Tar Pit #3The European Union is attempting to throw open its doors to dirty tar sands oil, by abandoning its plan to label tar sands oil as highly polluting.  After years of frustrating delays for climate campaigners, the EU appears to have caved in to intense lobbying efforts by oil giants and pressure from the Canadian government to ensure a European market for tar sands from Alberta.

The move represents a shocking U-turn against the European Union’s own proposals for Fuel Quality standards which would have differentiated between fuels based on their carbon-intensity in an attempt to reduce Europe’s transport emissions by 6% by 2020.  Their own experts and investigations had already concluded in 2011 that fuel from tar sands oil contained at least 21% more carbon than other forms of transport fuel.  This evidence is now being swept under the carpet.

Despite a five year battle by environmental groups in Canada and Europe to correctly label oil from the Alberta tar sands as more polluting than conventional crude, today’s proposal from the EU Commission shows this wording has been removed from the bloc’s Fuel Quality Directive.  Instead the proposal only requires refiners to report an average of the feedstock used in fuels.

This move represents one more nail in the coffin of crucial EU climate legislation and exposes the power of the fossil fuel industry and trade deals to halt progress on climate change. This is exactly the type of trade-off that gives rise to the genuine concerns surrounding agreements like CETA and TTIP amongst EU citizens.

For years campaigners across Europe have argued that closing off European markets to tar sands oil was crucial in halting the expansion of the Albertan tar sands industry, which former NASA Director James Hansen has dubbed ‘game over for the climate’.

Now the door seems wide open and in fact, just days ahead of the announcement, Exxon  announced it would begin work to upgrade an Antwerp refinery, hoping to increase production of hydrocarbon fluids by nearly 10%. Some tar sands oil has already started arriving into Europe this year through ports in Spain.

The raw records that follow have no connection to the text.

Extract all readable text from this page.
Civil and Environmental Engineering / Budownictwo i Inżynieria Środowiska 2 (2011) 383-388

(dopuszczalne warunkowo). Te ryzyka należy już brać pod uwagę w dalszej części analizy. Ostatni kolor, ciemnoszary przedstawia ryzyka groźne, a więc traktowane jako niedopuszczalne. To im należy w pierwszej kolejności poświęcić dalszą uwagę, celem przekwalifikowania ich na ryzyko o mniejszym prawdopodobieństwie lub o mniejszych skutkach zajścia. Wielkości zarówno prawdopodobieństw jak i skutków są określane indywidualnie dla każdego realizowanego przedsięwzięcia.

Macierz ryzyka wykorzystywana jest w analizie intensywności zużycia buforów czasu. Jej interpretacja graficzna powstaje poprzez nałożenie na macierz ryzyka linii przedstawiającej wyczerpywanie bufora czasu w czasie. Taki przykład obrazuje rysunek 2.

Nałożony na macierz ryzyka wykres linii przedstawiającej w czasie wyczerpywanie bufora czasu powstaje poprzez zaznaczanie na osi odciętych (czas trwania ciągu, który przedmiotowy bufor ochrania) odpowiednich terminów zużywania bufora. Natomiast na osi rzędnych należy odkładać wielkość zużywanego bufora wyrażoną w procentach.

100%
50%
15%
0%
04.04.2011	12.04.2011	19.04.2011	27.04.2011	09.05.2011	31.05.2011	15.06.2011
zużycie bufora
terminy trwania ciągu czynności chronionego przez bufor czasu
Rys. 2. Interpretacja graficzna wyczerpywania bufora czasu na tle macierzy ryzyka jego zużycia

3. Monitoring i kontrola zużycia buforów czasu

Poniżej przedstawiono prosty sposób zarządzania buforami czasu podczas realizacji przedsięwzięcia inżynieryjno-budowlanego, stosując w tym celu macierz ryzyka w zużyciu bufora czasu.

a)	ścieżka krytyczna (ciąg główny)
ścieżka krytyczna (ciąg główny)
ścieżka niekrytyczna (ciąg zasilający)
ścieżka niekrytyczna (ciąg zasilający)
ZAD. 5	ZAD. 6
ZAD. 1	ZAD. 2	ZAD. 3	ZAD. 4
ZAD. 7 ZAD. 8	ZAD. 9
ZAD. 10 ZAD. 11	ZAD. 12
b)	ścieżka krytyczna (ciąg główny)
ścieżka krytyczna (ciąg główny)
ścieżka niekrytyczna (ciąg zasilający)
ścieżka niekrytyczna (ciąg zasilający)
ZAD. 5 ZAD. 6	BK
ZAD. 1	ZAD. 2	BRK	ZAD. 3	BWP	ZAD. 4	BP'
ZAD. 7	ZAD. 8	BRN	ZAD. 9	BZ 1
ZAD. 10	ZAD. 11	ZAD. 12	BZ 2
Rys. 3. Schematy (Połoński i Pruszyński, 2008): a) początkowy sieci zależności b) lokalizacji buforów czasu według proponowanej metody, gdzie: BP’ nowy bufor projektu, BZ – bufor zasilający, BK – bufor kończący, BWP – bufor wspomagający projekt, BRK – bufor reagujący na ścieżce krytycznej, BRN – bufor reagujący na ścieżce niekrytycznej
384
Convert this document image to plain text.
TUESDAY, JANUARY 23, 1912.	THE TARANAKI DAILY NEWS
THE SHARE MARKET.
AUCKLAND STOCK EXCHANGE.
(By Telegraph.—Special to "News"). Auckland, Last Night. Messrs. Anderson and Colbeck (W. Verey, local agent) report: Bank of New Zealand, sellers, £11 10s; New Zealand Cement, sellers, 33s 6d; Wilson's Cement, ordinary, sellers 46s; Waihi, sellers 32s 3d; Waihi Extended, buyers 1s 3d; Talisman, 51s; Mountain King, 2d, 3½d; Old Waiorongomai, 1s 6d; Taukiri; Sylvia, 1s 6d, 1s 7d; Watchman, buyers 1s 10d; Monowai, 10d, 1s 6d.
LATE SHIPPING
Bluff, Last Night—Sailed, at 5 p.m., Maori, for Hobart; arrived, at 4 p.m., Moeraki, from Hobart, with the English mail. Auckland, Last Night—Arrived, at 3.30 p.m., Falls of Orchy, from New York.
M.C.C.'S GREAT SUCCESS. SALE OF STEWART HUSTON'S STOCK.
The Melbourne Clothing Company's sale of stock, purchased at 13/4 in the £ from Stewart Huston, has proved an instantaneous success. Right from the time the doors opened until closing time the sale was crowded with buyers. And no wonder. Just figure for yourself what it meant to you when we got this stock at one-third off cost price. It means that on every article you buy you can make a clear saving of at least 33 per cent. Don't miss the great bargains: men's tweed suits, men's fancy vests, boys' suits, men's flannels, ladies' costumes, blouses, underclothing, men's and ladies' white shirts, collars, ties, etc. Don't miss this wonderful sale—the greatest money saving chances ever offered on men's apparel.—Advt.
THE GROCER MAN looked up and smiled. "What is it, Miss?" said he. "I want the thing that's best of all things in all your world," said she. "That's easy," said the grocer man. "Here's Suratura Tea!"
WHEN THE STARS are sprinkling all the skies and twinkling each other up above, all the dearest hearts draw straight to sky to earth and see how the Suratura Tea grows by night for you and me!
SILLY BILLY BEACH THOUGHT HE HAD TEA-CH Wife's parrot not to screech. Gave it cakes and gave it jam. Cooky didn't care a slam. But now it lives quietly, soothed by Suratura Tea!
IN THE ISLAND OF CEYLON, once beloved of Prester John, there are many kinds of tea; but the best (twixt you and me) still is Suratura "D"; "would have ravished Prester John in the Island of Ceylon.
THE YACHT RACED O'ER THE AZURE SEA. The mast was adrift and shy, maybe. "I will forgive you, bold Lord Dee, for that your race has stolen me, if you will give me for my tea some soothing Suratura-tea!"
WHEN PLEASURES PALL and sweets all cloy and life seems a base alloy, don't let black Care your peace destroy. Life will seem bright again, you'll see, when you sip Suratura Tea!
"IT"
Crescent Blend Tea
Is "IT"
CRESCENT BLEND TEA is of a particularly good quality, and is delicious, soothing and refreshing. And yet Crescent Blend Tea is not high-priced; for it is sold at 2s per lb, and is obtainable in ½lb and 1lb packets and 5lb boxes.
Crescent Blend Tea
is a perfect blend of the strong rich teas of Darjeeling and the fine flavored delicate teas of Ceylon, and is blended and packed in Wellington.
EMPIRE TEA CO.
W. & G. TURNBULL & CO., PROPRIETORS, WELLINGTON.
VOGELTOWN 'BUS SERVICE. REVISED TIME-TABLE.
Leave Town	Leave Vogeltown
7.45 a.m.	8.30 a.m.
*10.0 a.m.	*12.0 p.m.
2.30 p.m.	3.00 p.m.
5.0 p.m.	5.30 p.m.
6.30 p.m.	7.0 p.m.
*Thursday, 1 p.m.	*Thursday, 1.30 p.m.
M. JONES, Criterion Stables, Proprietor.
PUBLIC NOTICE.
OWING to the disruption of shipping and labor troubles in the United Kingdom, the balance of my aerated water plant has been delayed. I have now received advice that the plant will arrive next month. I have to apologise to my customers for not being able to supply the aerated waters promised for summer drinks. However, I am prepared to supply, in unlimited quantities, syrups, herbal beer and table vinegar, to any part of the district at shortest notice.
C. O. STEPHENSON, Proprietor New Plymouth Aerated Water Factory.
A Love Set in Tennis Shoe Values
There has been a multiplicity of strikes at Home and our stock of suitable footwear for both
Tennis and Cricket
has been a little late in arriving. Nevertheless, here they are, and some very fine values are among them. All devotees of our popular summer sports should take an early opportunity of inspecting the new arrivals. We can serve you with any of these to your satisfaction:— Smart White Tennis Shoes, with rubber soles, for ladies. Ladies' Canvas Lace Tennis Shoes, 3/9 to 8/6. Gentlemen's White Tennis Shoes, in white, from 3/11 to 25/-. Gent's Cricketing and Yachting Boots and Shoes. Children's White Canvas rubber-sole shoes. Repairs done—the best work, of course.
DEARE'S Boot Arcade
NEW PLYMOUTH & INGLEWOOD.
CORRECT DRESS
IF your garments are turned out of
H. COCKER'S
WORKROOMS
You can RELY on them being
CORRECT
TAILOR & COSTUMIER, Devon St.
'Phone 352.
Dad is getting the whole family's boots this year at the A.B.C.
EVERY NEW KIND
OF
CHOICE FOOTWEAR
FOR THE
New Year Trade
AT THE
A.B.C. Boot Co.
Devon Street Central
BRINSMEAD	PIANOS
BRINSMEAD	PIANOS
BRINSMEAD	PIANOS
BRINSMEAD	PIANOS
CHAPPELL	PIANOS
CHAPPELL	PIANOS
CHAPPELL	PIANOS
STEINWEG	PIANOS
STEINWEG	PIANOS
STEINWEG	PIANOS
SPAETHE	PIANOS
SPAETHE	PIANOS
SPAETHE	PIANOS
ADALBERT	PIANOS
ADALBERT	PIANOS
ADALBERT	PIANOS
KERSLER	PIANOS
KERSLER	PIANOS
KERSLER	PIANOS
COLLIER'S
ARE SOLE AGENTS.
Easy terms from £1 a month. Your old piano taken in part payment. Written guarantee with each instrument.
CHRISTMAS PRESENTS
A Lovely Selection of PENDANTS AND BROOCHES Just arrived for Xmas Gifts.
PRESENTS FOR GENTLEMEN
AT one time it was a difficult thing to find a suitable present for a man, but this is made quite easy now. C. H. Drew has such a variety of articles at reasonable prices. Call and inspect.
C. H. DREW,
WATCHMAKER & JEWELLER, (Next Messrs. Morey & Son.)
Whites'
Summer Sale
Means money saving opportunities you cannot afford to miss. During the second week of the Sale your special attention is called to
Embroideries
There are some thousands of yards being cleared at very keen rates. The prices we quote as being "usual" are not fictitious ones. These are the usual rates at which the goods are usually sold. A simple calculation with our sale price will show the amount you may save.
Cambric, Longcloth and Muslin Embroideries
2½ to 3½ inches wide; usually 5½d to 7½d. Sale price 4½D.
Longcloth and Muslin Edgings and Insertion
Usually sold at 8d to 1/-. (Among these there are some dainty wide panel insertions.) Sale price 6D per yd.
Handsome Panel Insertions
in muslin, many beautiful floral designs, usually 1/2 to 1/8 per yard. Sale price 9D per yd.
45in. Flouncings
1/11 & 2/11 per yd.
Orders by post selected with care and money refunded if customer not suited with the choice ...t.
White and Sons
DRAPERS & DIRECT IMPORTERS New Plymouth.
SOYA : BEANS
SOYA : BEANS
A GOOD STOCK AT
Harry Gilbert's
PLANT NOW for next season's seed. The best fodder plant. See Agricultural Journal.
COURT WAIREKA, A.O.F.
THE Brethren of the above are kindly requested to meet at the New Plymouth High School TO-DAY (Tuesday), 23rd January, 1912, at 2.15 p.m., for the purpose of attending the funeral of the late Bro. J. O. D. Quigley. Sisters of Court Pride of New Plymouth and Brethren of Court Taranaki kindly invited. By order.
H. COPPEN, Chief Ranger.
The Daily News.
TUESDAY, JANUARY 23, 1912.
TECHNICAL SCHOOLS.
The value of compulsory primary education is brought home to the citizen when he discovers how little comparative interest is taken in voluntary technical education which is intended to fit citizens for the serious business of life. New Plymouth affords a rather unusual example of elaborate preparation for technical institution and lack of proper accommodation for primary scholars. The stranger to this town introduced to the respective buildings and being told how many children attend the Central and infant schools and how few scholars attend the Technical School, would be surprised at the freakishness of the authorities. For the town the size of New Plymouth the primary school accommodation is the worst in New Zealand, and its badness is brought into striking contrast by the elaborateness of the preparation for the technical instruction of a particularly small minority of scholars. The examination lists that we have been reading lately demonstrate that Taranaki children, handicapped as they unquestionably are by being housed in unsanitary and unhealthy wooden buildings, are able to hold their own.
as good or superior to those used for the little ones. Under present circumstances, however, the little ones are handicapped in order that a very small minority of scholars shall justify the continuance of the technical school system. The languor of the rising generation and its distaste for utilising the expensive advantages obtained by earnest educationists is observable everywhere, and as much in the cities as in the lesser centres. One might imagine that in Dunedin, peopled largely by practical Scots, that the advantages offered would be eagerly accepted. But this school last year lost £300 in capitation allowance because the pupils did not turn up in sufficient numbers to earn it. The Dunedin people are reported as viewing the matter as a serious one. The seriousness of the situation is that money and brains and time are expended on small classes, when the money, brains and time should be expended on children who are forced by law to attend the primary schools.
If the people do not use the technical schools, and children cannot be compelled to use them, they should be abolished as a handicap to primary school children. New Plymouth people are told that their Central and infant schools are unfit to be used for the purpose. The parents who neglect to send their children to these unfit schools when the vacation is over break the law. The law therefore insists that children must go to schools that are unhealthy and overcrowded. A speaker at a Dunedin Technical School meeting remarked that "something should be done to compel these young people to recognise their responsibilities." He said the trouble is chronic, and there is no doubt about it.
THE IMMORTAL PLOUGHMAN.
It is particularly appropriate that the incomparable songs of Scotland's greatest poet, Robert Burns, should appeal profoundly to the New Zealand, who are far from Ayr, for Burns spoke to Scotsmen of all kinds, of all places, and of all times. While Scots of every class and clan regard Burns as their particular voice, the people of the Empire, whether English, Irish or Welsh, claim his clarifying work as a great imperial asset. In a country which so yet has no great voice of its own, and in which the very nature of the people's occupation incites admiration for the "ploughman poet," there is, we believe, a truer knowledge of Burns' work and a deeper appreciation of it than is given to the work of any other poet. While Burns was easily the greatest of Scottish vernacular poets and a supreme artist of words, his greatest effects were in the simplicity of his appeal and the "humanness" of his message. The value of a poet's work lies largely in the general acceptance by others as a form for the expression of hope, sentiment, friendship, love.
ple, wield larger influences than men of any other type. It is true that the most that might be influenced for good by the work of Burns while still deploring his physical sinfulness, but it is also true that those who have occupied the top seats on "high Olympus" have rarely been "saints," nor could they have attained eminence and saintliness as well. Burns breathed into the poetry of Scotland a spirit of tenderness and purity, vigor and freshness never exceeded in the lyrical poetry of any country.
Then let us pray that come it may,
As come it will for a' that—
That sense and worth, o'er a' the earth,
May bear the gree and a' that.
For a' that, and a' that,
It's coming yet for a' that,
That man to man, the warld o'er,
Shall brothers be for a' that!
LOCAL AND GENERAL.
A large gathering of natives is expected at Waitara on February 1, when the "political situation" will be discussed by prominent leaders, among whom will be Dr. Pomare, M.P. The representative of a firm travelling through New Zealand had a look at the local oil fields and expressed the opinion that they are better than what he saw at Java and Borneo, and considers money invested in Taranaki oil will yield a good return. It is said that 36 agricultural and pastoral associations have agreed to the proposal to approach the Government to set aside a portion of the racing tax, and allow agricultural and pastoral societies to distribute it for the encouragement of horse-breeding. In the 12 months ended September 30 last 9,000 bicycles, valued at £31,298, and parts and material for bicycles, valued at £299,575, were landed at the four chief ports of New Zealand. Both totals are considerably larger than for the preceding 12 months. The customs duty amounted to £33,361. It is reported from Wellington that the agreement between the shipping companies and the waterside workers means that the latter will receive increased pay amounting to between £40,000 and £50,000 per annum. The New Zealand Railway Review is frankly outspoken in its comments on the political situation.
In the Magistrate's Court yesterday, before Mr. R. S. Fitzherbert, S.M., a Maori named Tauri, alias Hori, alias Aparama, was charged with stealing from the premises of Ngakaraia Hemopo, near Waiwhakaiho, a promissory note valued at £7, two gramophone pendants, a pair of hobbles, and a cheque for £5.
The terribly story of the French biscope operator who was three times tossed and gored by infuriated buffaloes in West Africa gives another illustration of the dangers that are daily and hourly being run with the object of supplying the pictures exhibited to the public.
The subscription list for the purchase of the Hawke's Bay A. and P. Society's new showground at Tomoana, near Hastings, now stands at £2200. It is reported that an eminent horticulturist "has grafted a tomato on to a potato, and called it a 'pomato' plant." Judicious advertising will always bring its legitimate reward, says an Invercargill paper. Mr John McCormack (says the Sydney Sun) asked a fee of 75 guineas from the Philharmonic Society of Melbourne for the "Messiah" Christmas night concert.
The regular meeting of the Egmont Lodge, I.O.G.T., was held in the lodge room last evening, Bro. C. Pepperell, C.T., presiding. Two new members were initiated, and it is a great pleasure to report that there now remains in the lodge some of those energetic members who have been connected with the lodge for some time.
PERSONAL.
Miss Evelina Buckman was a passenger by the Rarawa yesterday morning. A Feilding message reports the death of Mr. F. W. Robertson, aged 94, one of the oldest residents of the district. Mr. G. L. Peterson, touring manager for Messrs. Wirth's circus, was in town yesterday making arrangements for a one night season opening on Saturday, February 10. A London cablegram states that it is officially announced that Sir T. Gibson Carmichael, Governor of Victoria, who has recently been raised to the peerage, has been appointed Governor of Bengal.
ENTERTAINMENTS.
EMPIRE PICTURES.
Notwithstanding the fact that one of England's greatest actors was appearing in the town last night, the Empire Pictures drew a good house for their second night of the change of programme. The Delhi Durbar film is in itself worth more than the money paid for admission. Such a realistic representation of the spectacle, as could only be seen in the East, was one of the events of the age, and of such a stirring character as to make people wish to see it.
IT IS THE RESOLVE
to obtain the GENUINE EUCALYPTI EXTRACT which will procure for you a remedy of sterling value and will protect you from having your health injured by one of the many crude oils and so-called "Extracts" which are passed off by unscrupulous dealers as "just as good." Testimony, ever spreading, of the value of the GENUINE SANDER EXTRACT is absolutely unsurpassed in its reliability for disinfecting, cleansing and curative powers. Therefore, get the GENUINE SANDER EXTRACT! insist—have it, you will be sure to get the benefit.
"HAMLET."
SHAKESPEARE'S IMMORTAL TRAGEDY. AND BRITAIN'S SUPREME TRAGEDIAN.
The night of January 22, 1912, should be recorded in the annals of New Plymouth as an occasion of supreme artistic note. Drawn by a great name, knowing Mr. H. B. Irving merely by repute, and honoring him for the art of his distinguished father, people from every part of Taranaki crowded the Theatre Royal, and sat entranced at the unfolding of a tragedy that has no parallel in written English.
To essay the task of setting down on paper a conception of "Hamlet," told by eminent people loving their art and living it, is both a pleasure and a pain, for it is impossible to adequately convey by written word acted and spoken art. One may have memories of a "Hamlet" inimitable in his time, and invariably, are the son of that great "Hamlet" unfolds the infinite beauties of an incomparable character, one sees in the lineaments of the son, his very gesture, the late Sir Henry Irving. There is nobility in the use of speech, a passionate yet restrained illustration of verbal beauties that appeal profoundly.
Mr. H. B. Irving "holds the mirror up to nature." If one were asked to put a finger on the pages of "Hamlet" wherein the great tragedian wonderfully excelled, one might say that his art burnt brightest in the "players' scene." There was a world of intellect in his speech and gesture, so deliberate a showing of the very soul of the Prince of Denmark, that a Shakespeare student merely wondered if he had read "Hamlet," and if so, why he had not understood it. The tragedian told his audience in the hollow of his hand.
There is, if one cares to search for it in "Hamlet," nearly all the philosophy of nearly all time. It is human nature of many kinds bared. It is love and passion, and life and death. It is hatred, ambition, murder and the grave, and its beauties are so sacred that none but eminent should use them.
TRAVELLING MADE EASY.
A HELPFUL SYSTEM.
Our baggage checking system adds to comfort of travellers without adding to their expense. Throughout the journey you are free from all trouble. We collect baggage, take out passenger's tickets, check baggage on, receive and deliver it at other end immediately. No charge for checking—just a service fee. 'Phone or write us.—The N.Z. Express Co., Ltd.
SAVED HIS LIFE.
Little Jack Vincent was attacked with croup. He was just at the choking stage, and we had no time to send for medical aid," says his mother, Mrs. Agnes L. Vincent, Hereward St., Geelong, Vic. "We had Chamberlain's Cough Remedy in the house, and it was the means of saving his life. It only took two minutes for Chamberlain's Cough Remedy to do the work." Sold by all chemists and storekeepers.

The Commission’s revised proposal still has to be debated by member states through a fast-track procedure meant to take less than two months and it also needs a sign off from the European Parliament.

This Saturday, protestors will take to the streets to rally against these corporate trade deals. Over 300 demonstrations are planned in hundreds of cities and towns across EU Member States. It is time our trade policy started to work for, not against people.